I think I stole the idea from Janine Antoni. At the end of the images of my work are two photos of Antoni's work Moor. Here's an excerpt from my book about her work:

Janine Antoni has also used items donated by individuals, but her work is concerned with the individual and the group. Antoni’s Moor, 2001, is a rope made from objects that family and friends had donated to her, all of which were listed during the exhibition. The items include
clothing, hair, Christmas lights, extension cords, towels, etc. Antoni and her assistants cut the items into strips, twisted them, then let strands of these materials twist back onto each other to create a thick rope. The work is a metaphor for connectedness. Antoni says, “A rope is an umbilical cord – it’s something that connects two things. Which, sort of, is what Moor is about. It’s about all these people, you know, my life sort of connecting all these people. The idea was to take all these very different materials, but also lives, and sort of bring them together through the rope-making process.”

In the book that was produced in conjunction with the installation, Antoni lists all the items that are in the rope, to whom they belonged, and a narrative around the object if the donor provided one:
Melissa’s dental floss is used as whipping to secure the beginning of the
rope and it is clasping Danielle’s red reversible jacket, which is black on
the other side and which her roommate Katrin from Germany gave to
her, and she never really wore the jacket and feels like it drifted into her
life the same way that Katrin did and Danielle’s jacket is entwined with a
green t-shirt of Pat’s that “could be up to fifteen years old and I have
worn it all that time so that it was almost completely worn away, and I
could not bear to part with it because it had made it so far” and Pat’s tshirt
is entwined with Glenn’s brown sweater from Old Navy that got
stretched out and “nothing from that store ever lasts” and Glenn’s
sweater is entwined with his friend Byron’s striped velour ‘Hang Ten’ shirt
and Byron is in many ways stuck in the seventies and he wants to be a
surfer and Byron’s shirt is entwined with his wife Lisa’s studio jeans worn
while making her paintings…

Moor not only “extract[s] the poetry that lies latent in all material,” but also shows the connectedness of humanity that has been my concern in I Am Because We Are. All people, regardless of how poor they may be, have some objects, even if only their clothing, that can be used to represent them.

















Janine Antoni's work Moor:



I also recently found this last image. It's an installation by Janice Appleton called there is something I need to tell you. I don't know anything about it other than this image, but it looks like a rope made of clothes connects these two outfits.

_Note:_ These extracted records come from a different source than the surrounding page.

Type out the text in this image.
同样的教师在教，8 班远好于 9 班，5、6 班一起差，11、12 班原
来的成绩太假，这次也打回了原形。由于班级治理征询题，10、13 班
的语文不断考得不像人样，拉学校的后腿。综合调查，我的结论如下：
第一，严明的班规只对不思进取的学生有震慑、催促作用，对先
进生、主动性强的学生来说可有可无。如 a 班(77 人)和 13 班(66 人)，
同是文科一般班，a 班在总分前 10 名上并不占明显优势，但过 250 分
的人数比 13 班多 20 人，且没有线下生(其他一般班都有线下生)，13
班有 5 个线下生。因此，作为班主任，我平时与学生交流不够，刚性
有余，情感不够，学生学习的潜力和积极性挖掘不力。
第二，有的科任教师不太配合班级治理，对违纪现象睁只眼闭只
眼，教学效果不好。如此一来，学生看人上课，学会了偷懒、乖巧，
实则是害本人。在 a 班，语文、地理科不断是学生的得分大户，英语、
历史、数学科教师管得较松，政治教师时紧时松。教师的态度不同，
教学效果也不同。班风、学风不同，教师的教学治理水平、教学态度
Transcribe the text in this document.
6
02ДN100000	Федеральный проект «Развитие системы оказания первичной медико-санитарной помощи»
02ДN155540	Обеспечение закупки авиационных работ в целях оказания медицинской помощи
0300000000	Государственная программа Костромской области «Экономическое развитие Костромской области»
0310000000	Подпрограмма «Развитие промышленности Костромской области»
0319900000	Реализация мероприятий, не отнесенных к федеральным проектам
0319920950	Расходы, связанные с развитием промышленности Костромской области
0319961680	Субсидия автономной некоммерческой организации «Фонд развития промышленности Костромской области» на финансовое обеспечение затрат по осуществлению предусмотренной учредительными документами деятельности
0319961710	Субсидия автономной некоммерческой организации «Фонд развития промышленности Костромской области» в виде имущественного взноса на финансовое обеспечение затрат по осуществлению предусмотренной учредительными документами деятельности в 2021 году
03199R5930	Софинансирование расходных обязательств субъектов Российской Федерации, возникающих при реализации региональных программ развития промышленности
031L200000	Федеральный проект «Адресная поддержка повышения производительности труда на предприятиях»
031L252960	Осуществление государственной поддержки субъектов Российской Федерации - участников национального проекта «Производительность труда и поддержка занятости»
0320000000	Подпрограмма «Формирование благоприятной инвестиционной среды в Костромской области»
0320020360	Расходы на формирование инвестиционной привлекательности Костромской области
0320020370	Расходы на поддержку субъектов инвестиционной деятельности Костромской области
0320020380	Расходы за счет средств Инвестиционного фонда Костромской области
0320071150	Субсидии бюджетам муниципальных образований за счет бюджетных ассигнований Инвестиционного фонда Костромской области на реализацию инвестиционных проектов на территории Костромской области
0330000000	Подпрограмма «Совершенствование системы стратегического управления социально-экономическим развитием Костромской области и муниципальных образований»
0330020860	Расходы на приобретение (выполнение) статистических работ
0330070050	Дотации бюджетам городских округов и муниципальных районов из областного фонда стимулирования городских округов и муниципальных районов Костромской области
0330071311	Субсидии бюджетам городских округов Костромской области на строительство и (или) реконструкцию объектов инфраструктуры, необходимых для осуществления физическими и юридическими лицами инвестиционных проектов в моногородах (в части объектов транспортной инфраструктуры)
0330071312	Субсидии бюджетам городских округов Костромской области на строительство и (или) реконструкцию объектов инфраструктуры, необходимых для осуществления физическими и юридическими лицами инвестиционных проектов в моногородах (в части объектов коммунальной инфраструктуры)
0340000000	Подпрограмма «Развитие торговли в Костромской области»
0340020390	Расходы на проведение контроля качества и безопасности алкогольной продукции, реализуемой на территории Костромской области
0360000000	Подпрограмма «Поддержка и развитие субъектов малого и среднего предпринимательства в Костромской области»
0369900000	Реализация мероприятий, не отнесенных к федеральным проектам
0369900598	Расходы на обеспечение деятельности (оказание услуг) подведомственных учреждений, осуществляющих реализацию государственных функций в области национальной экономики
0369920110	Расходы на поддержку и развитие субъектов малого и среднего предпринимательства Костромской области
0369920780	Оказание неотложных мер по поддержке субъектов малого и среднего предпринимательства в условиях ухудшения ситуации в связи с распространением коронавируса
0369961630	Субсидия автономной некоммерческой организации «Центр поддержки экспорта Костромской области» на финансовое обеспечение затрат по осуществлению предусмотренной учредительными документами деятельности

Saturday, September 5, 2009

Hair dolls reconfigured

This post features combinations of the human hair and wire dolls that I've shown in a couple of earlier posts (here and here). The dolls are all individual, but I liked to show them in groups. Often there was a theme of atrocity and mass murder, but sometimes it was just about injustice done to individuals and groups by those with power. This first work was made around the time of the East Timor killings. I think there were reports of mass graves. The burnt and broken box was meant to suggest both a coffin, and a burnt-out building. You look in through the holes and come across these "dead bodies" lying in a pile. The title was If You Want to Die in Bed, Don't Care too Much for Country, I think. It's a lyric from a song from Miss Saigon, and the idea is that it's better to flee and live than fight for independence and die.


I think these next couple of piles of dolls were all called If You Want to Die in Bed... I found a box of white tiles on the street and used those underneath to attempt a cold, clinical feel.








This installation of the dolls is from the Furr exhibition. The title is Was It Worth It? It's about winning at all costs...


I called this arrangement Fall of the Rebel Angels. This was the Suspect Packages show.


This was another arrangement of Fall of the Rebel Angels. This was from my solo show Hate and Envy and Crime and Darkness and Pain at Kudos Gallery.